# **Web scraping using beautifulsoup**

In this tutorial we will develop a web scraper to extract online review data from an online review site.

## Load libraries

For this scaper we will use beautifulsoup and requests python packages. Both the packages comes pre-installed with Google Colab, however, if you are using your own environment, you would need to install the both.

In [0]:
from bs4 import BeautifulSoup
import requests
import pandas as pd

## Design the scraper

Specify the URL you need to scrape data from.
The following commands will fetch the web structure of the url and assign it to the object 'soup' which we can use to extract data.

In [0]:
url = 'https://www.productreview.com.au/listings/nab-national-australia-bank'

In [0]:
page = requests.get(url)
soup = BeautifulSoup(page.text, "html.parser")
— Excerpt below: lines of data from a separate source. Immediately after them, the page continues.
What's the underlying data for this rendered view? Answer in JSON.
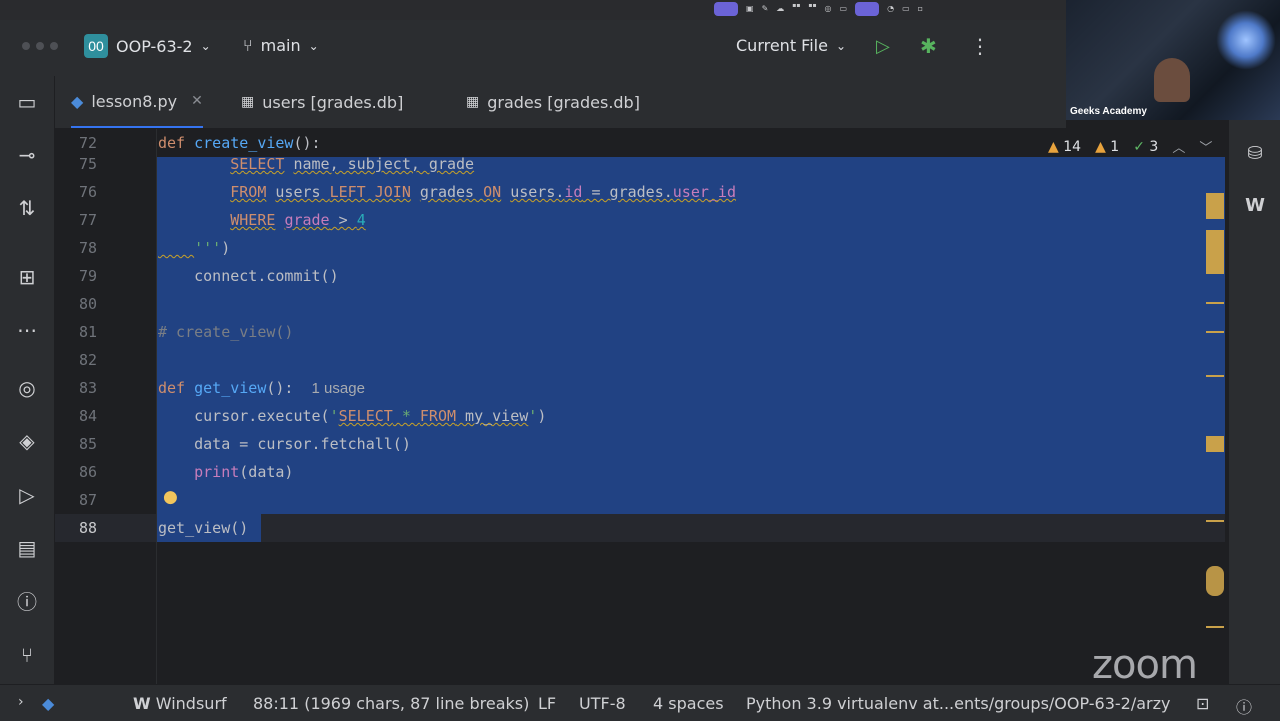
{
  "webcam": {
    "name": "Geeks Academy"
  },
  "toolbar": {
    "project_badge": "00",
    "project_name": "OOP-63-2",
    "branch": "main",
    "run_config": "Current File"
  },
  "tabs": [
    {
      "label": "lesson8.py",
      "active": true
    },
    {
      "label": "users [grades.db]"
    },
    {
      "label": "grades [grades.db]"
    }
  ],
  "inspections": {
    "warnings": "14",
    "weak_warnings": "1",
    "ok": "3"
  },
  "editor": {
    "sticky_line": "72",
    "lines": [
      "72",
      "75",
      "76",
      "77",
      "78",
      "79",
      "80",
      "81",
      "82",
      "83",
      "84",
      "85",
      "86",
      "87",
      "88"
    ],
    "usage_hint": "1 usage"
  },
  "statusbar": {
    "plugin": "Windsurf",
    "position": "88:11 (1969 chars, 87 line breaks)",
    "line_sep": "LF",
    "encoding": "UTF-8",
    "indent": "4 spaces",
    "interpreter": "Python 3.9 virtualenv at...ents/groups/OOP-63-2/arzy"
  },
  "overlay": {
    "zoom_logo": "zoom"
  },
  "icons": [
    "folder-icon",
    "commit-icon",
    "pull-request-icon",
    "structure-icon",
    "more-icon",
    "python-console-icon",
    "layers-icon",
    "run-icon",
    "terminal-icon",
    "problems-icon",
    "git-icon",
    "database-icon",
    "windsurf-icon",
    "lightbulb-icon"
  ]
}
## **Scraping data from html elements**

We need to extract the reviews from this page. 

First, find the corresponding html element which contains reviews. 
Visit the website, right click -> Inspect element -> identify the html element name which contains the review. (Use Google Chrome or Firefox)

The command **findAll**  will find all the elements with the given name. In this case, it will fetch all the div elements with the attribute **"itemprop": "review"** and create a list.
We assign this to a variable called **all_reviews**.  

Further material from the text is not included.